4 For example, Frank Ricci, to overcome dyslexia, paid to
convert study texts to audio recordings; Gregory Boivin resigned
from part-time jobs; Benjamin Vargas and his wife both took
leave from their second and primary jobs; and Christopher
Parker studied in his wife’s hospital room as they awaited the
delivery of their son. Pet.App. 375a-378a, 392a-398a, 402a-409a,
413a-419a."
"Unlike the written exam, which measures job
knowledge, the oral phase is designed to test skills
and abilities (though some measure of parity is
expected). Pet.App. 667a, 708a-709a. City officials
and IOS went to similar extraordinary lengths to
devise a content-valid, comprehensive, structured
oral assessment process for candidates to be rated by
panels of fire-service professionals. Seeking the most
knowledgeable assessors, IOS searched nationwide
and consulted minority organizations for officers in
the rank of captain or above. It assembled a pool of
thirty assessors that included battalion chiefs, assistant
chiefs, and chiefs, in which minorities were
overrepresented—all nine active three-member
panels included only one nonminority member (even
though most candidates were white). Pet.App. 162a-
165a, 268a-270a, 344a-345a, 654a-661a.
Panelists reviewed keyed responses and performed
mock rehearsals and exercises designed to
calibrate ratings. They were trained to engage in
consensus rating, a measure designed to ensure
consistency and prevent one assessor from skewing
results by atypical scoring. Candidates were allowed
to organize their thoughts on paper before articulating
responses to various incident scenarios and were
measured for their tactical knowledge and skills,
leadership ability, and sound judgment in life-anddeath
situations. The process was monitored by IOS
experts, and post-assessment review showed the
panel ratings were sound, consistent, and indicative
of a high level of reliability. Pet.App. 164a-168a,
269a-271a, 656a-657a, 661a-663a. Ninety applicants
took the lieutenant’s written exam, of whom seventyseven
chose to proceed to the oral assessment.
Pet.App. 168a, 271a, 428a-432a. Forty-one applicants
took the captain’s exam. Pet.App. 433a-436a. Review
of candidate feedback questionnaires showed that,
overall, candidates believed the examinations were
fair and job-related. Pet.App. 338a, 651a-652a. The
exams fairly and validly tested candidates’ relative
levels of KSAs. Pet.App. 179a, 197a-199a, 277a, 289a,
329a-339a, 603a-606a, 633a-634a, 1023a-1025a."

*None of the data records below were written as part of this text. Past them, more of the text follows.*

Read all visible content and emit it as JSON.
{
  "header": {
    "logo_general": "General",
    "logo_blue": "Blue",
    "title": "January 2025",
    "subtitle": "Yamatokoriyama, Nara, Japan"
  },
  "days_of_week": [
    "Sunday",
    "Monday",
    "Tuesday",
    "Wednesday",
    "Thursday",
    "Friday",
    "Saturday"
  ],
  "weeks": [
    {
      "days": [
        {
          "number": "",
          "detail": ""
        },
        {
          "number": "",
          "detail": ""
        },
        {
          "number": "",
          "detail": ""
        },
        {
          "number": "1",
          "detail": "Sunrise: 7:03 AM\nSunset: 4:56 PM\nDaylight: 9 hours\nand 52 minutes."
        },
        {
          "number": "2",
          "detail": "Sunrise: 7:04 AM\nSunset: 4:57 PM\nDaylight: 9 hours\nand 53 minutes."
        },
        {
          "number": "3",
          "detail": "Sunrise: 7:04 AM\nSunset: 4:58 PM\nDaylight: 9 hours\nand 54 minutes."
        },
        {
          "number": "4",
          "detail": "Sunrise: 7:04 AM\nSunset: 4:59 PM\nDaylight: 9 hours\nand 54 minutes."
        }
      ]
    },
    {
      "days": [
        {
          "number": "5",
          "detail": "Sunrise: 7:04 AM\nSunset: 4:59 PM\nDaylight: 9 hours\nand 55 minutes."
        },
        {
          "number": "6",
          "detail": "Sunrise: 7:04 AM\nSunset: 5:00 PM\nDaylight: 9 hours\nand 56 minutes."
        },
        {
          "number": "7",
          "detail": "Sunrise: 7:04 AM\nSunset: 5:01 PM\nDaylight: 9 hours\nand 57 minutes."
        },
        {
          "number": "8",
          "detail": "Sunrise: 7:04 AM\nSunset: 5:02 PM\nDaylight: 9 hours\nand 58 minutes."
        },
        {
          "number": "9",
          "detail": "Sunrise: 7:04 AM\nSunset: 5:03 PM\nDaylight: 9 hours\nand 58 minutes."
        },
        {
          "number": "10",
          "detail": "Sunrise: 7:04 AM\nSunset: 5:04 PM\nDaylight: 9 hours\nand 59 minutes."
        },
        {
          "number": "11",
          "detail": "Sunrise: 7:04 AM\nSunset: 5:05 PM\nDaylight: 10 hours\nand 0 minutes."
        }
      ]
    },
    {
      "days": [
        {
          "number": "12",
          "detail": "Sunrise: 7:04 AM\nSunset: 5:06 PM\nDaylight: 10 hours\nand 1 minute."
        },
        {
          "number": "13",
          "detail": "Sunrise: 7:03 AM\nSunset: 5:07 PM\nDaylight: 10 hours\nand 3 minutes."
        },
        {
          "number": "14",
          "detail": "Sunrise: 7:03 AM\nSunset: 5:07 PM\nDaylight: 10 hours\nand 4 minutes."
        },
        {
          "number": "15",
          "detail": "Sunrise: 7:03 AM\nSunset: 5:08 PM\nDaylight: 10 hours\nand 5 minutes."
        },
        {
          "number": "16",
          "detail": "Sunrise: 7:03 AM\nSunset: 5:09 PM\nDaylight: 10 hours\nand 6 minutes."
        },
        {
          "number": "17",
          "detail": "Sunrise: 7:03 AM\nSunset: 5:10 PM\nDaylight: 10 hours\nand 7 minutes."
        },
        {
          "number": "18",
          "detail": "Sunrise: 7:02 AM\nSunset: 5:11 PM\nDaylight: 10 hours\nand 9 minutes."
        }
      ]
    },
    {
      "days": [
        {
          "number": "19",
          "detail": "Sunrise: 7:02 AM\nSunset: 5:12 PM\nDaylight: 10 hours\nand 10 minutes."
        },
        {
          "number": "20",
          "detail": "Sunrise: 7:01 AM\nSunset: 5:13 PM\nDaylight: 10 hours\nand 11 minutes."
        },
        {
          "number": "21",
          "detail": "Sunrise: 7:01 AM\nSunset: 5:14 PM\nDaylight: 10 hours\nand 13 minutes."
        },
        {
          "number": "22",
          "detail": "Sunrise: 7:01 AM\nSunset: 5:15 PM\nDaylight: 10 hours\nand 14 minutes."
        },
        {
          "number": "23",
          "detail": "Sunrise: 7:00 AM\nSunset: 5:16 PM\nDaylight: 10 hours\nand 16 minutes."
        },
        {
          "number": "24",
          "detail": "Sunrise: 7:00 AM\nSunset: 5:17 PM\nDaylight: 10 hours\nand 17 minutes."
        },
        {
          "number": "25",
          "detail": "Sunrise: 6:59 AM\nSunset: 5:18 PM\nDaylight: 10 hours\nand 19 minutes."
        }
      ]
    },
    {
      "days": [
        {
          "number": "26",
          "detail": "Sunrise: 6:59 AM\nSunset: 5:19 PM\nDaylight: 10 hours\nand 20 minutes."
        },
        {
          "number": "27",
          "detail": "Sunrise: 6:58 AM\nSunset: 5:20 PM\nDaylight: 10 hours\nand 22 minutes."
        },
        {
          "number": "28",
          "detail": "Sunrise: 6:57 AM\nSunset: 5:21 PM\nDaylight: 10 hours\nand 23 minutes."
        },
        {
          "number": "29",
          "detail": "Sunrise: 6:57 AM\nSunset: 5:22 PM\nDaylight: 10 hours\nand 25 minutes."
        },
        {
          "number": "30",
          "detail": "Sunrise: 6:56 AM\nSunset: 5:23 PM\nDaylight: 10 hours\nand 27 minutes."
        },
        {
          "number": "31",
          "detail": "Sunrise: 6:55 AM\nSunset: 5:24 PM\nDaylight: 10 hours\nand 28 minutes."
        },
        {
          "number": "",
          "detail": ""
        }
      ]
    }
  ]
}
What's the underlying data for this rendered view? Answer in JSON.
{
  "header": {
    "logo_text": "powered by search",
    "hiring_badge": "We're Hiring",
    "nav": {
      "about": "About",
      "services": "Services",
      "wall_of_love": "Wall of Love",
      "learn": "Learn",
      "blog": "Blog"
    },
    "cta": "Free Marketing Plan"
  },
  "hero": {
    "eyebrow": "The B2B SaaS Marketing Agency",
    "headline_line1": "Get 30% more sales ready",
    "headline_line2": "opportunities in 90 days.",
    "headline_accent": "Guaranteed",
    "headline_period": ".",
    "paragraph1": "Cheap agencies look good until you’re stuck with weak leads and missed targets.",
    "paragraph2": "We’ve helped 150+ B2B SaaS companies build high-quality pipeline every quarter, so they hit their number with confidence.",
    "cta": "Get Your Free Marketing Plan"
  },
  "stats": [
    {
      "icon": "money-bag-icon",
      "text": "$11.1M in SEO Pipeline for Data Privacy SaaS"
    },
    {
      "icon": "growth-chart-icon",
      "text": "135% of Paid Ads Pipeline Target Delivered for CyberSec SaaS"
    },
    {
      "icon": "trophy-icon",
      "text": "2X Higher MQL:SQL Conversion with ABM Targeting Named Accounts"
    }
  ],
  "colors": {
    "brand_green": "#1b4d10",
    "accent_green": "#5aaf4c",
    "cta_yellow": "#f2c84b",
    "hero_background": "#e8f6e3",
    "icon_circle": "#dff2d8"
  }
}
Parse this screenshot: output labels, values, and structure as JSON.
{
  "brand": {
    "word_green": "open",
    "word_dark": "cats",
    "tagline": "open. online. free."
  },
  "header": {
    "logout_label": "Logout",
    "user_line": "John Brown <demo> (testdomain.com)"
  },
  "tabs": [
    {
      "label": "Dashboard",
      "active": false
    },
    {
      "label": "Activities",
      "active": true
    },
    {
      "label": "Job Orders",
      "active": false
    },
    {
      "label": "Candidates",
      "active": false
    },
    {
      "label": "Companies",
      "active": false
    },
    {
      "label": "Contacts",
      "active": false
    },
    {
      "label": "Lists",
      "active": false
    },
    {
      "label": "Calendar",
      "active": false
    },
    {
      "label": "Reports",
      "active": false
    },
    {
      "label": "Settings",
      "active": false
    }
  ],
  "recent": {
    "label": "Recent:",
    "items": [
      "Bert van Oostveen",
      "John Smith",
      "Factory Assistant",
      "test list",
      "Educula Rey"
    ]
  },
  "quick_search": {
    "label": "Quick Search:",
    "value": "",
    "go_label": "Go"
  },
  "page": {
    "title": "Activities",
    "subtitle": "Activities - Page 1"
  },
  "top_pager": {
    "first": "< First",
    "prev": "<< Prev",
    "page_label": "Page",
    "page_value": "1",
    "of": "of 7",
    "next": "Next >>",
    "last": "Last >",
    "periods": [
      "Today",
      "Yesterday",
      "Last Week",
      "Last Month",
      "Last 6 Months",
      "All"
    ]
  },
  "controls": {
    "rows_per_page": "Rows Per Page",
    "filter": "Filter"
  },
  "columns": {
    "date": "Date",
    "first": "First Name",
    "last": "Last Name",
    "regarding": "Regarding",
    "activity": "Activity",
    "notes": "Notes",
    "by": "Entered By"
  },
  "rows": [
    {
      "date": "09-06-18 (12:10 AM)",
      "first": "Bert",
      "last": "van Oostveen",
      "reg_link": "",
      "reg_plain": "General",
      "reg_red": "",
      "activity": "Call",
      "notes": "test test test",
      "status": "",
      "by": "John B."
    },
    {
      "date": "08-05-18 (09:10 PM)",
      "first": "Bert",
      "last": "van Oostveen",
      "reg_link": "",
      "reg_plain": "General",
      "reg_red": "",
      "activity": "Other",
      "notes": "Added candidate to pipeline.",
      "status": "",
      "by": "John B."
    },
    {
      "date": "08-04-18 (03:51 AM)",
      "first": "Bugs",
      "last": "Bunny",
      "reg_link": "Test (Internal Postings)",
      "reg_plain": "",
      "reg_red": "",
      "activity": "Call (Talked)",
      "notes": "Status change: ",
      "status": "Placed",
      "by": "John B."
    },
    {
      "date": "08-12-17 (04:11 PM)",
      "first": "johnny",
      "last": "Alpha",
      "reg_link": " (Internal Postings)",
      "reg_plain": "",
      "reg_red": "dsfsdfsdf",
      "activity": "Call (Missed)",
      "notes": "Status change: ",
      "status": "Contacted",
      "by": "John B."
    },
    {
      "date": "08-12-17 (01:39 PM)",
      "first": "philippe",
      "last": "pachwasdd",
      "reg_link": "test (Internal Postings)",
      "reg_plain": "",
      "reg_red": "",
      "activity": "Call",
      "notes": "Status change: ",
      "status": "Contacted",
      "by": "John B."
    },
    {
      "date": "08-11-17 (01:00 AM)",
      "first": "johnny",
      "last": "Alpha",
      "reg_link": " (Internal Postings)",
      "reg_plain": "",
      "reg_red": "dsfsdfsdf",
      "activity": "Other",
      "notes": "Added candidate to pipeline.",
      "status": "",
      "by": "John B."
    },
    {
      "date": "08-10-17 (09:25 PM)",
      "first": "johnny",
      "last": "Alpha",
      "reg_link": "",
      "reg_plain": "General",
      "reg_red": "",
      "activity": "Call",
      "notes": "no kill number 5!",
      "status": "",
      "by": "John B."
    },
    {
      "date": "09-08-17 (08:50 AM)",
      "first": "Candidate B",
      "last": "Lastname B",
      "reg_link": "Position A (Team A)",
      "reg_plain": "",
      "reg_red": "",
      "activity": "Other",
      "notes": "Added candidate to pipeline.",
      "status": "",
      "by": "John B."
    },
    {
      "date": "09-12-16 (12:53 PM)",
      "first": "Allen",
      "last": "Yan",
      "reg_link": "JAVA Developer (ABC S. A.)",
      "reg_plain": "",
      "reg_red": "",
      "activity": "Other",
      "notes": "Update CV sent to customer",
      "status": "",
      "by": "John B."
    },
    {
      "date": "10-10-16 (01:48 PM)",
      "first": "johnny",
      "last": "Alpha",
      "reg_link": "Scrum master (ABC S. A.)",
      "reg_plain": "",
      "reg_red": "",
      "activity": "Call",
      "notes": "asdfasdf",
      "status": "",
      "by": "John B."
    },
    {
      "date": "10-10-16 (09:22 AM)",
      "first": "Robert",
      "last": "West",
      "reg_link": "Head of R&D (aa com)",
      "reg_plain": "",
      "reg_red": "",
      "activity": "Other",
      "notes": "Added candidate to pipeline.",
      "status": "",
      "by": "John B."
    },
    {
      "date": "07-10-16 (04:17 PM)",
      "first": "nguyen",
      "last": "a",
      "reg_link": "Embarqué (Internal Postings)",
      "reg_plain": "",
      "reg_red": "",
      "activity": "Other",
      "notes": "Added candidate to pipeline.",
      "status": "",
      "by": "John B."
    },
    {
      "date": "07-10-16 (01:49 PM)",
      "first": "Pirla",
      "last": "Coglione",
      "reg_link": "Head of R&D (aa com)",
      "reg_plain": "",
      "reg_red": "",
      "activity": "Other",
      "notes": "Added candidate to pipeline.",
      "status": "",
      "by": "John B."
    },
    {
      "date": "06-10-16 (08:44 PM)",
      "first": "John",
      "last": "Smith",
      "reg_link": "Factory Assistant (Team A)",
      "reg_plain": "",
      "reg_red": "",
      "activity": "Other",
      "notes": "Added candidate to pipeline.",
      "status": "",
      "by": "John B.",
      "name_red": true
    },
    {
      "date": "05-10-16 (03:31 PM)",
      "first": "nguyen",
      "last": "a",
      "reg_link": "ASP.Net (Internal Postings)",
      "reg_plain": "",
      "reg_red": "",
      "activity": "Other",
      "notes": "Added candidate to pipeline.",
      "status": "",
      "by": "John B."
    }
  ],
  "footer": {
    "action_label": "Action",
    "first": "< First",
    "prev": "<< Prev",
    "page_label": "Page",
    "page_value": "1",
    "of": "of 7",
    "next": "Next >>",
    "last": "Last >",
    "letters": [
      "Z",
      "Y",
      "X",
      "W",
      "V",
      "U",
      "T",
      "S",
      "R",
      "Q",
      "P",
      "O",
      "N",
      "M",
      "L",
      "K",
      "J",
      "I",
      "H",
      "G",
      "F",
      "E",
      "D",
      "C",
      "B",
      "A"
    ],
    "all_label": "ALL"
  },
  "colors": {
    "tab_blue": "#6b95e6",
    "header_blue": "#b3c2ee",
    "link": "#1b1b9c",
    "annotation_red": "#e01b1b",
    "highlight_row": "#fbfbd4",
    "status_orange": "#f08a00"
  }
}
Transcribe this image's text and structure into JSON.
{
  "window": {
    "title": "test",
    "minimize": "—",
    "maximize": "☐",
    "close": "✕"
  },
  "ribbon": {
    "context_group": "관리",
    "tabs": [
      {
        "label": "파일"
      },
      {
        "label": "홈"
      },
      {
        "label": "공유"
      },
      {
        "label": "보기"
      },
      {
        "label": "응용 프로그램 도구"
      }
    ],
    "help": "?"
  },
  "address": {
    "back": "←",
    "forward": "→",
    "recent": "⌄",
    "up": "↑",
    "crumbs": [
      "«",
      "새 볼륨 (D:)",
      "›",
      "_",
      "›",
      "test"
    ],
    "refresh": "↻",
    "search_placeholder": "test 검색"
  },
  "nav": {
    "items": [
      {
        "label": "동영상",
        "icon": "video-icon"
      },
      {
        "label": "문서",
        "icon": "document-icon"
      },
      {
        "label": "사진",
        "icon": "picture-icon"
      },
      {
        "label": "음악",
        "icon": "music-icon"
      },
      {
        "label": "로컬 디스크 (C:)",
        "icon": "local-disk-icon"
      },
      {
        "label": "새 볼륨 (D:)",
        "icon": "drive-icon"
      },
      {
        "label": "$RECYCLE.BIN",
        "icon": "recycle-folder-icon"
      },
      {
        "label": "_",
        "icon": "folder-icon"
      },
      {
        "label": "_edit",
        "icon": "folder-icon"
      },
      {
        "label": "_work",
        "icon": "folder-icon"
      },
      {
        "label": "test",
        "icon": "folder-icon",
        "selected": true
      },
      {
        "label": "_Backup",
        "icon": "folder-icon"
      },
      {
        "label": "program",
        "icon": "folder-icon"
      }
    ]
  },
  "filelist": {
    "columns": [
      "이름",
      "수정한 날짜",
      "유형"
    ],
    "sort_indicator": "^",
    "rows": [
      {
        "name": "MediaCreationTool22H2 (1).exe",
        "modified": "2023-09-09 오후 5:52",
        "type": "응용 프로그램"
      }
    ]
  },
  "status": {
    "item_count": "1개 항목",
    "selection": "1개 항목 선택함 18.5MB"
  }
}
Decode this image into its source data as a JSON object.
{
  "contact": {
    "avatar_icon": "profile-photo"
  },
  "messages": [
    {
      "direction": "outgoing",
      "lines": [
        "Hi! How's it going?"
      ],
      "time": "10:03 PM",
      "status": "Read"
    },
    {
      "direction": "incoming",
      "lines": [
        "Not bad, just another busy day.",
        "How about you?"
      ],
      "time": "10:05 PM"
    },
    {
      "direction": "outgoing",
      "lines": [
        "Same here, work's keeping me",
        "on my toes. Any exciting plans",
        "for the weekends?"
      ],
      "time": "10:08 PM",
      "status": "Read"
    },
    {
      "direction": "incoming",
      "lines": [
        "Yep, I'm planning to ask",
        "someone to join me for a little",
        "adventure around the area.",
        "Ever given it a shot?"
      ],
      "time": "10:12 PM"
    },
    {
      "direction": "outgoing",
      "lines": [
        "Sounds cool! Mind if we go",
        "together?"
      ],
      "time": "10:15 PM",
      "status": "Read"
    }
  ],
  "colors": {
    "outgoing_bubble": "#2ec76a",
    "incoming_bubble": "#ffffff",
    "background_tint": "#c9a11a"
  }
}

"IV. AFTER LEARNING THE RACE OF CANDIDATES
WHO WOULD HAVE BEEN IMMEDIATELY PROMOTED,
RESPONDENTS SCUTTLED THE PROMOTIONS.
Candidates were race-coded. The scoring results
revealed racial disparities in pass rates and levels of
KSAs for those who did pass that were similar to
adverse impact ratios seen in previous exams. Pet.App.
423a-427a, 950a-957a. Candidates of all races passed
both exams and were eligible for promotion. Pet.App.
428a-436a. Most of the petitioners were among the
top scorers and eligible for immediate promotion.
Pet.App. 24a-25a, 390a, 437a-438a. Because of the
small number of immediate vacancies, however, applying
the rule-of-three meant, according to respondents,
that no African-Americans could be immediately
promoted and the new lieutenants “w[ould] all be
white,” though two Hispanics would be among the
eight new Captains. Pet.App. 439a-445a, 475a-476a."